Di Rongi pun terdapat benteng yang
mengelilingi permukiman pertama Rongi, yang dibangun di sekitaran zaman
kesultanan Buton dulu, untuk melindungi warganya dari serbuan tentara Tobelo.
Benteng itu seakan menjadi lambang dan penanda bahwa Rongi sejak dulu dikenal
sebagai benteng pertahanan maupun salah satu benteng sandang pangan kesultanan
Buton yang sudah melegenda.[]
Catatan: Tulisan ini tulisan 2006 lalu. Pernah tersiar di sebuah situs pekabaran
warga. Saya rupanya tidak pernah menyimpannya di blog ini.

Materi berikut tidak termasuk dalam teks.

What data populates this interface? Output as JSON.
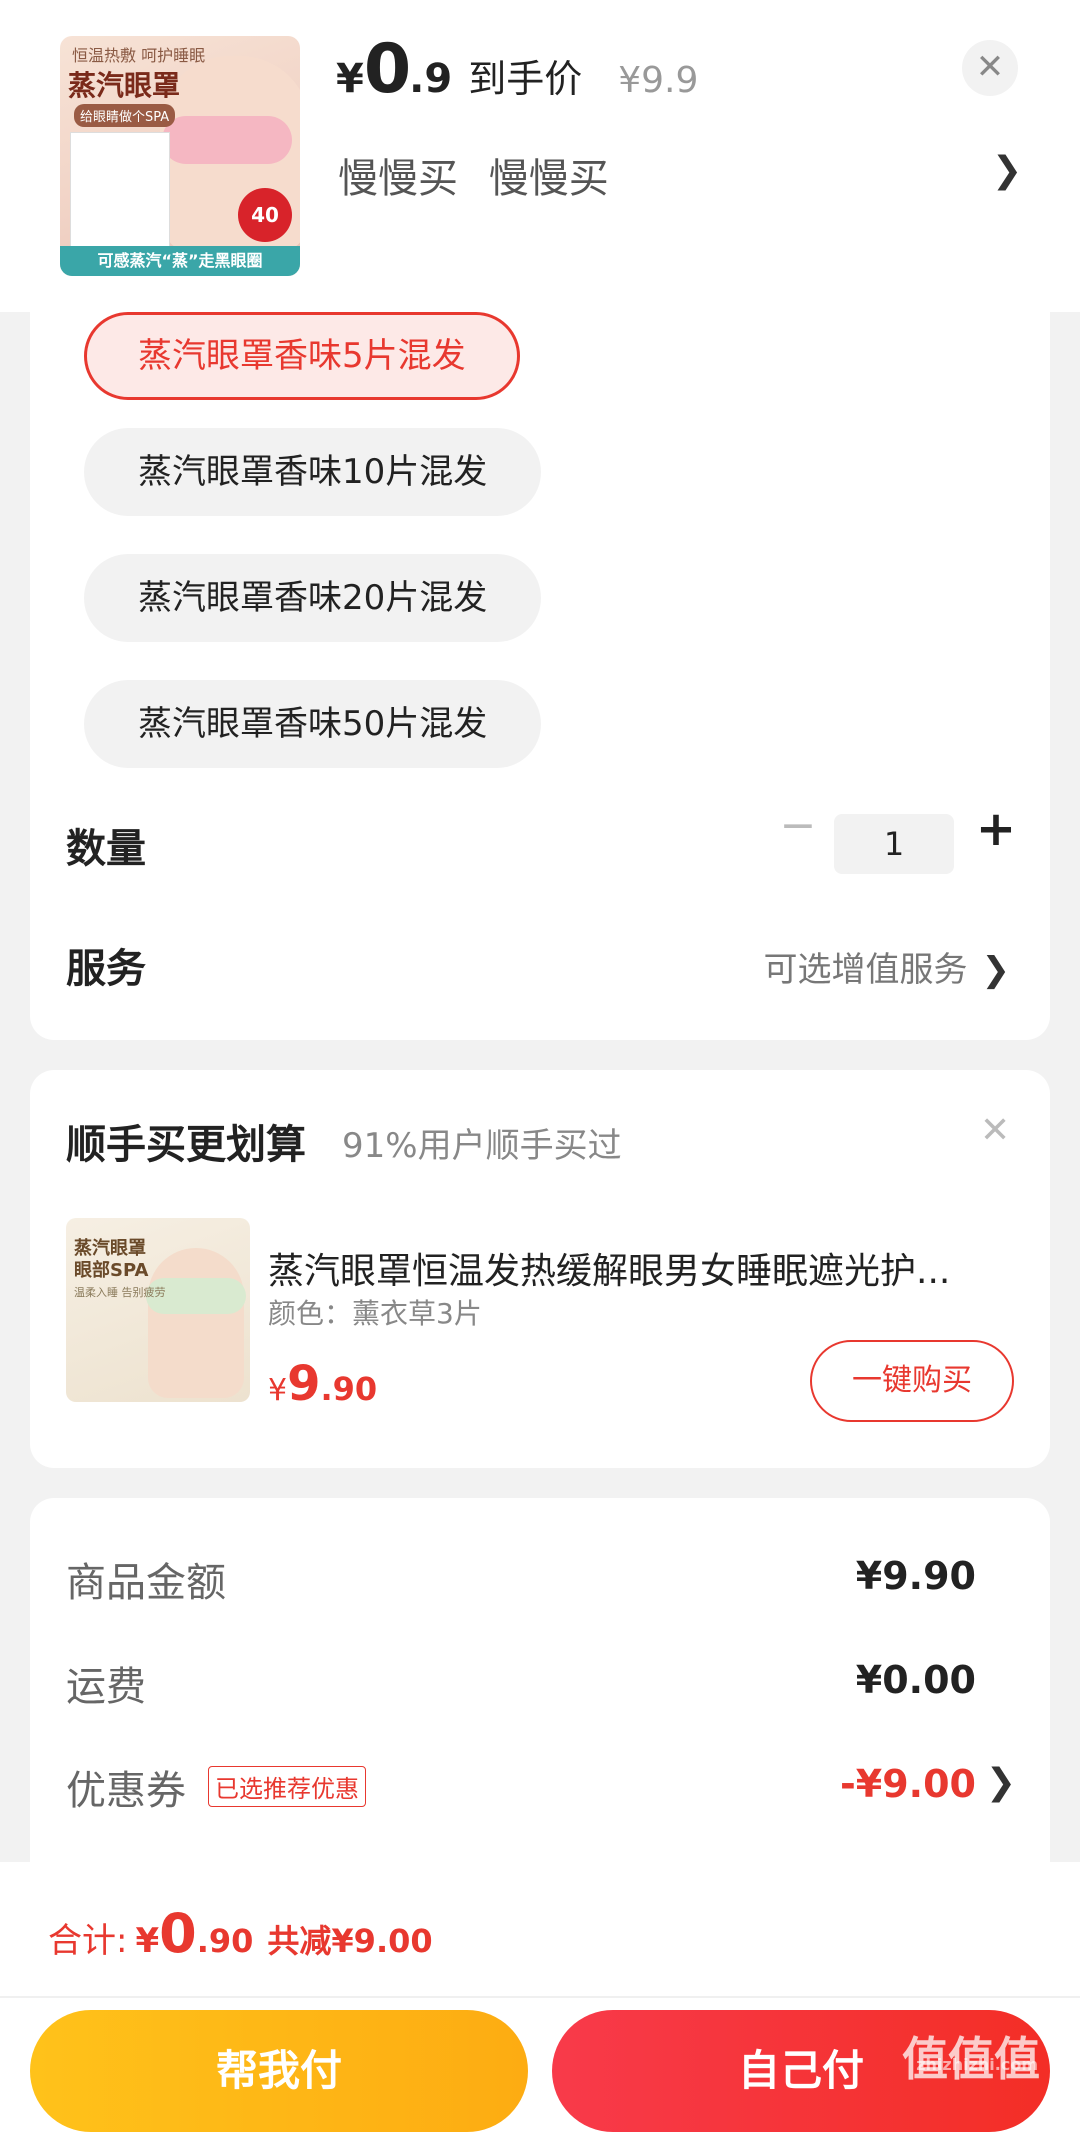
{
  "header": {
    "thumbnail": {
      "top_text": "恒温热敷 呵护睡眠",
      "title": "蒸汽眼罩",
      "subtitle": "给眼睛做个SPA",
      "badge": "40",
      "bottom_text": "可感蒸汽“蒸”走黑眼圈"
    },
    "price": {
      "currency": "¥",
      "integer": "0",
      "decimal": ".9",
      "tag": "到手价",
      "original": "¥9.9"
    },
    "selected_variant": [
      "慢慢买",
      "慢慢买"
    ],
    "close_icon": "✕",
    "chevron": "❯"
  },
  "options": {
    "chips": [
      {
        "label": "蒸汽眼罩香味5片混发",
        "selected": true
      },
      {
        "label": "蒸汽眼罩香味10片混发",
        "selected": false
      },
      {
        "label": "蒸汽眼罩香味20片混发",
        "selected": false
      },
      {
        "label": "蒸汽眼罩香味50片混发",
        "selected": false
      }
    ],
    "quantity_label": "数量",
    "quantity_value": "1",
    "minus": "−",
    "plus": "+",
    "service_label": "服务",
    "service_value": "可选增值服务",
    "chevron": "❯"
  },
  "bundle": {
    "title": "顺手买更划算",
    "subtitle": "91%用户顺手买过",
    "close_icon": "✕",
    "thumb_text": "蒸汽眼罩\n眼部SPA",
    "thumb_sub": "温柔入睡 告别疲劳",
    "name": "蒸汽眼罩恒温发热缓解眼男女睡眠遮光护...",
    "spec": "颜色：薰衣草3片",
    "price": {
      "currency": "¥",
      "integer": "9",
      "decimal": ".90"
    },
    "buy_button": "一键购买"
  },
  "summary": {
    "rows": [
      {
        "label": "商品金额",
        "value": "¥9.90"
      },
      {
        "label": "运费",
        "value": "¥0.00"
      },
      {
        "label": "优惠券",
        "tag": "已选推荐优惠",
        "value": "-¥9.00"
      }
    ],
    "chevron": "❯"
  },
  "footer": {
    "total_label": "合计:",
    "total": {
      "currency": "¥",
      "integer": "0",
      "decimal": ".90"
    },
    "savings": "共减¥9.00",
    "help_pay": "帮我付",
    "self_pay": "自己付",
    "watermark": "值值值",
    "watermark_sub": "zhizhizhi.com"
  },
  "colors": {
    "accent": "#e8382f",
    "yellow": "#fdb415",
    "red": "#f5333a"
  }
}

Metode mengawetkan makanan yang seperti itu,,masih sempat saya dapatkan ketika masih kecil. Rumah panggung yang punya Rakkeang..sekarang tidak lagi,,karena rumah warga, sudah berganti rumah batu,,,,tidak ada lagi pengasapan karena tembok akan kotor...teknologi orang dulu ternayata canggih ya..
BalasHapusbanyak metode nenek moyang dulu kini dipakai lagi sekarang, daus. entah kenapa :P
BalasHapusKalau ditempatku penyimpanan jagung itu namanya ditarang , biasanya jagung tidak dikupas habis , disisai biar biji jagungnya tidak hitam kena asap.